Crystallin zeta (CRYZ) is a phylogenetically restricted water-soluble protein and provides cytoprotection against oxidative stress via multiple mechanisms. Increasing evidence suggests that CRYZ is high abundantly expressed in the kidney where it acts as a transacting factor in increasing glutaminolysis and the Na⁺/K⁺/2Cl^– cotransporter (BSC1/NKCC2) expression to help maintain acid–base balance and medullary hyperosmotic gradient. However, the mechanism by which CRYZ is regulated in the kidney remains largely uncharacterized. Here, we show that CRYZ is a direct target of farnesoid X receptor (FXR), a nuclear receptor important for renal physiology. We found that CRYZ was ubiquitously expressed in mouse kidney and constitutively expressed in the cytoplasm of medullary collecting duct cells (MCDs). In primary cultured mouse MCDs, CRYZ expression was significantly upregulated by the activation and overexpression of FXR. FXR-induced CRYZ expression was almost completely abolished in the MCD cells with siRNA-mediated FXR knockdown. Consistently, treatment with FXR agonists failed to induce CRYZ expression in the MCDs isolated from mice with global and collecting duct–specific FXR deficiency. We identified a putative FXR response element (FXRE) on the CRYZ gene promoter. The luciferase reporter and ChIP assays revealed that FXR can bind directly to the FXRE site, which was further markedly enhanced by FXR activation. Furthermore, we found CRYZ overexpression in MCDs significantly attenuated hypertonicity-induced cell death possibly via increasing Bcl-2 expression. Collectively, our findings demonstrate that CRYZ is constitutively expressed in renal medullary collecting duct cells, where it is transcriptionally controlled by FXR. Given a critical role of FXR in MCDs, CRYZ may be responsible for protective effect of FXR on the survival of MCDs under hypertonic condition during dehydration.

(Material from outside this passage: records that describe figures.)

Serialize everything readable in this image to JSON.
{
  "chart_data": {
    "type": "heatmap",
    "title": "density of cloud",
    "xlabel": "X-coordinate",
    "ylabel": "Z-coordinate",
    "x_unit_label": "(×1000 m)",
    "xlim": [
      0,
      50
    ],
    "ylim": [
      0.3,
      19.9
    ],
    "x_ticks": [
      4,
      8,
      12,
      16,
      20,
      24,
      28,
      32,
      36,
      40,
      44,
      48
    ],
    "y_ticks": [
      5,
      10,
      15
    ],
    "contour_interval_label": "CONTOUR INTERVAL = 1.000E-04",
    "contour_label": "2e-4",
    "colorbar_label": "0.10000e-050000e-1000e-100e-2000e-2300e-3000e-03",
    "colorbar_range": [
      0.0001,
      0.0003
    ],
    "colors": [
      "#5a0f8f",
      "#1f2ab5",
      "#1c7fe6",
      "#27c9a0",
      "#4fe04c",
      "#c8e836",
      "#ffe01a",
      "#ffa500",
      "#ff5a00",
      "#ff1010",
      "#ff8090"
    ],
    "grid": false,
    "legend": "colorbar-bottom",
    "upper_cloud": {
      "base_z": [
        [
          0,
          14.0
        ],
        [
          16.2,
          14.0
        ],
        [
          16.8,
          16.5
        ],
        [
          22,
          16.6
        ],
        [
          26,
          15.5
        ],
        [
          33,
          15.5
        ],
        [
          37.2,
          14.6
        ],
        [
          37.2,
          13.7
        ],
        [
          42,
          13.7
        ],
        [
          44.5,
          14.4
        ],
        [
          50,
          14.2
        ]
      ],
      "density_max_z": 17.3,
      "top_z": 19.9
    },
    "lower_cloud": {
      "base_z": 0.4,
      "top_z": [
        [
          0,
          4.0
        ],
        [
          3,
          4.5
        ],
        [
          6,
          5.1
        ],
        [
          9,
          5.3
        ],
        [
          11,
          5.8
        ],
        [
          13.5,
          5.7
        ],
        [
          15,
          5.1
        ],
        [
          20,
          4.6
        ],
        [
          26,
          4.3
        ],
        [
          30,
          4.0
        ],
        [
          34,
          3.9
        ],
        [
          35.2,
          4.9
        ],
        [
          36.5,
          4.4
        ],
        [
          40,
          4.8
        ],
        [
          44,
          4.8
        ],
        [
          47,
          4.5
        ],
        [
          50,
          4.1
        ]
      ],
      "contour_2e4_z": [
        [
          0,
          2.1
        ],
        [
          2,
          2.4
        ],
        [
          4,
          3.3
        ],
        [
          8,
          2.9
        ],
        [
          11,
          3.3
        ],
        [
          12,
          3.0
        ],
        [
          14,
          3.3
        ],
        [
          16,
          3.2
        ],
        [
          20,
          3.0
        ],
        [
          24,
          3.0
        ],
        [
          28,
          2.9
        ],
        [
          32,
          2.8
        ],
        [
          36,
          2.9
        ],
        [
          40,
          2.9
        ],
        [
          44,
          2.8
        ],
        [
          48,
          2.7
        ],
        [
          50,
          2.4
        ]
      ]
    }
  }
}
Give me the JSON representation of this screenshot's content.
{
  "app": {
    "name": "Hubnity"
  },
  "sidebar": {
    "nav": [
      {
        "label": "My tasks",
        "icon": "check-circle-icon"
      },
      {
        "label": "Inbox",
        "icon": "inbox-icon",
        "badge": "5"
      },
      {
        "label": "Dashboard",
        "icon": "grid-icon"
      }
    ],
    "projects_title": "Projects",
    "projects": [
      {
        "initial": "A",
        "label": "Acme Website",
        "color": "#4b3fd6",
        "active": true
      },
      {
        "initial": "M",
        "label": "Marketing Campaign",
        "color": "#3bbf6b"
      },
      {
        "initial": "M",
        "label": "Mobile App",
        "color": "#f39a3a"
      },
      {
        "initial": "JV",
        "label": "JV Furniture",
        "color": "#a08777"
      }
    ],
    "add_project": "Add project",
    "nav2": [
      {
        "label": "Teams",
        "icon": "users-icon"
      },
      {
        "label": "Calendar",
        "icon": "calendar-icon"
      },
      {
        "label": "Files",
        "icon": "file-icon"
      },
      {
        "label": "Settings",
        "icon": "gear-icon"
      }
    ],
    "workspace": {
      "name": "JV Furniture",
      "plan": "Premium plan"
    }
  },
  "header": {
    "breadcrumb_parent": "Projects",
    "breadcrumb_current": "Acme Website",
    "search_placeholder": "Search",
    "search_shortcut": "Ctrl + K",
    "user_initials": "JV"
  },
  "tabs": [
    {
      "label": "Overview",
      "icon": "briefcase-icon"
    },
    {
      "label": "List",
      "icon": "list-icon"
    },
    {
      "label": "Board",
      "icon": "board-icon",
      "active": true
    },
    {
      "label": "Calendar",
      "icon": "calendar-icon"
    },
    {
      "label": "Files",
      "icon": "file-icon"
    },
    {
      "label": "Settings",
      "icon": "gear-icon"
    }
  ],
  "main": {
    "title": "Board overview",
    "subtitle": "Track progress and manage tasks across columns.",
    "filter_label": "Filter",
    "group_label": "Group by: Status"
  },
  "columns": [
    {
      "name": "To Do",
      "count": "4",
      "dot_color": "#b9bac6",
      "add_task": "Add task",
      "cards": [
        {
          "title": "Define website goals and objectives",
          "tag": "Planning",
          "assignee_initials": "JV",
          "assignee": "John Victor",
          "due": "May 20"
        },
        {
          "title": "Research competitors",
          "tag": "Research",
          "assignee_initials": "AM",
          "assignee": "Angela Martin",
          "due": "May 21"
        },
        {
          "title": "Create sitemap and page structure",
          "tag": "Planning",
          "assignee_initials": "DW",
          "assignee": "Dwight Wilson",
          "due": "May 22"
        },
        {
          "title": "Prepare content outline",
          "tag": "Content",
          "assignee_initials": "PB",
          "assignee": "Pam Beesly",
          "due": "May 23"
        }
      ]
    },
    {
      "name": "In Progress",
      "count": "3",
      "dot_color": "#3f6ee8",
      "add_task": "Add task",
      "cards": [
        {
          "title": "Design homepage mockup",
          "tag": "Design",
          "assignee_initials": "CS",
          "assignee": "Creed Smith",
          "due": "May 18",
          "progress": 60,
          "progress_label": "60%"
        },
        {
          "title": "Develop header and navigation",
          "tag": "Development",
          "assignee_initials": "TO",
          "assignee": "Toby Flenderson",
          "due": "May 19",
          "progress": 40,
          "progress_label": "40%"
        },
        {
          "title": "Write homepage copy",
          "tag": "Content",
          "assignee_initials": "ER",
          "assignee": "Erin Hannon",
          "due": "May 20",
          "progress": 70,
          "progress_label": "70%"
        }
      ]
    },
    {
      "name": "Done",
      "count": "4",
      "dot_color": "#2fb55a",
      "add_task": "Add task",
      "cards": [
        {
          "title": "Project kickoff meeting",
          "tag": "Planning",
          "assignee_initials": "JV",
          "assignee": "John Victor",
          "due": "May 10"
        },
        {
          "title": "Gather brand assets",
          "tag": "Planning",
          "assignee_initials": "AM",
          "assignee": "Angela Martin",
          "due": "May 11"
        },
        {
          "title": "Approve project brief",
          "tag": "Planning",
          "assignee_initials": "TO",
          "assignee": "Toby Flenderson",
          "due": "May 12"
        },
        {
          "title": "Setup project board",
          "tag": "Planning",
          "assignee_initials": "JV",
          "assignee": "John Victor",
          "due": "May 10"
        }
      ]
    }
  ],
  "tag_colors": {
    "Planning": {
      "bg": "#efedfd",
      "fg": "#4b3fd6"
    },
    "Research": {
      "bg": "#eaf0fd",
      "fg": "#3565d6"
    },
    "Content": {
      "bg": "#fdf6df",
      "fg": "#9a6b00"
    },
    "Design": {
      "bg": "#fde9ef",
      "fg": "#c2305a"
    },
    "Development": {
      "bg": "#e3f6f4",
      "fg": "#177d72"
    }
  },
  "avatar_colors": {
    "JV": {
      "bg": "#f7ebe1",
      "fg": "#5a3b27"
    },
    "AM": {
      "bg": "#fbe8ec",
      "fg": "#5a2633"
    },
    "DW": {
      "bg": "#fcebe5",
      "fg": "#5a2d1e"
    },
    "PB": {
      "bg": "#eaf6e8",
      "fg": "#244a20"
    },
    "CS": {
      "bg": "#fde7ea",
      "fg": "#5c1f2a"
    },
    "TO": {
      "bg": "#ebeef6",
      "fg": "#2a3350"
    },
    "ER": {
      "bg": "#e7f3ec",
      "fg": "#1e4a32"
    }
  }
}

Crystallin zeta (CRYZ) 是一种系统发育受限的水溶性蛋白质，可通过多种机制提供细胞保护以对抗氧化应激。越来越多的证据表明，CRYZ 在肾脏中大量表达，它在增加谷氨酰胺分解和 Na ⁺ /K ⁺ /2Cl ^{– 中}充当反式作用因子共转运蛋白 (BSC1/NKCC2) 表达以帮助维持酸碱平衡和髓质高渗梯度。然而，在肾脏中调节 CRYZ 的机制在很大程度上仍未得到表征。在这里，我们表明 CRYZ 是法尼醇 X 受体 (FXR) 的直接靶标，FXR 是一种对肾脏生理学很重要的核受体。我们发现 CRYZ 在小鼠肾脏中普遍表达，并在髓集合管细胞 (MCD) 的细胞质中组成型表达。在原代培养的小鼠 MCD 中，FXR 的激活和过表达显着上调了 CRYZ 的表达。FXR 诱导的 CRYZ 表达在 MCD 细胞中几乎完全消失，siRNA 介导的 FXR 敲低。一贯地，用 FXR 激动剂治疗未能在从具有全局和集合管特异性 FXR 缺陷的小鼠中分离的 MCD 中诱导 CRYZ 表达。我们在 CRYZ 基因启动子上确定了一个推定的 FXR 响应元件 (FXRE)。荧光素酶报告基因和 ChIP 分析表明，FXR 可以直接结合 FXRE 位点，FXR 激活进一步显着增强了这一点。此外，我们发现 MCD 中 CRYZ 过表达可能通过增加 Bcl-2 表达显着减轻高渗诱导的细胞死亡。总的来说，我们的研究结果表明 CRYZ 在肾髓质集合管细胞中组成型表达，在那里它由 FXR 转录控制。鉴于 FXR 在 MCD 中的关键作用，CRYZ 可能负责 FXR 在脱水期间高渗条件下对 MCD 存活的保护作用。